The boss of the biggest Sicilian family east of the Los Angeles river was a handful of sticks wrapped around the middle with twine, no taller than five-two and starvation thin with hair that had more salt than pepper. She made her way to us with the surefootedness of a woman whose feet hadn’t bothered with pavement in a while. In her right hand she carried a twitching white rabbit by its hind legs and, in her left, a two-foot shaft of hard wood. As soon as I saw it, I took my jacket off and draped it over the back of a chair.

“Consigliere,” she called out. Even though we both spoke Italian, I could barely understand her; the Sicilian accent was as thick as tomato paste. “I expected you.”

“I’m here, but you have no consigliere.”

“There are no Italian lawyers to be had. Not for love or money.” She wiggled the rabbit back and forth. It squirmed a little, dropping its ears.

“American ones know the system well enough.” I rolled up my sleeves. This was not particularly messy work, but I still needed to be cautious, and I couldn’t avoid the work altogether. If I demurred, I’d lose the advantage of my lineage and culture.

“I won’t lower my standards.” She handed me the club. It was blacker on the business end and slicked brown and smooth on the grip side. “Americans are weak and mouthy. They don’t show respect, and they die with secrets on the way out of their mouths.”

She held the rabbit out over the wire-mesh table.

“They love life too much, Dona.” I tapped the back of the rabbit’s head, getting my aim right, favoring accuracy over strength. It was the only humane method, and if I hesitated for one breath, she’d notice. This, like everything, was a test.

“And you,” she said. “Do you like running your crew more than sitting by my side?”

“I do.” I brought the club to the back of the rabbit’s head, where the ears met the neck. The death was soundless, with only a hollow thud to alert the universe that it had happened.

“You were doing fine at it, too.” She held out the rabbit and let it bleed out of its nose and mouth onto the black gravel. “Until a couple of weeks ago.” She shook it a little, letting the last of the blood fall away.

“I had it under control.” I took the dead rabbit from her and held it over the grass by its heels as she twisted a valve on the side of the house and picked up a hose. “I admit I failed with Paulie. I didn’t expect him to turn on me.”

“That’s very grown-up of you. And that’s why you made a good consigliere.

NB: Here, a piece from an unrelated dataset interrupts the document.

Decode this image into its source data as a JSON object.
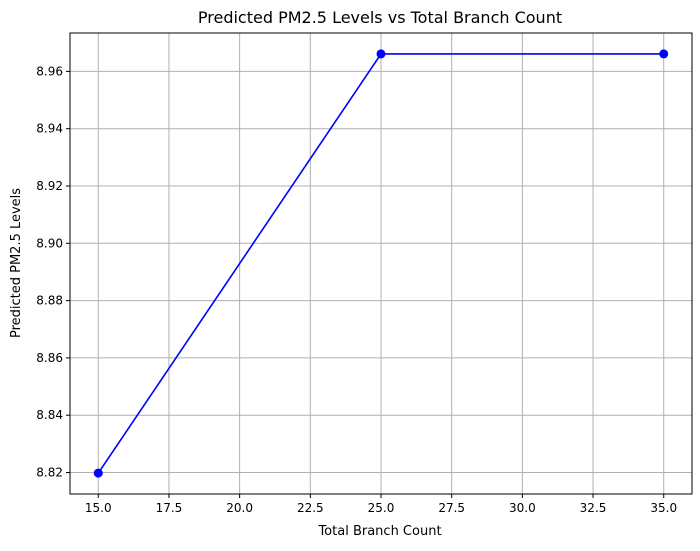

You know when you fuck up.” She hosed down the rabbit until its fur was matted and flat, and there was no blood on the surface. I turned it so she could get the back, letting the fouled water drip onto the gravel until it flowed clean. She shut off the hose, and I put the rabbit on the grate.

Back home, small animals peeked out of the ruined mountains to peck at the garbage and city families were so poor that a piece of meat didn’t get away just because it ran fast. Despite my father’s position, my mother had run the house as a single parent, and rabbit and raccoon were frequently on the menu.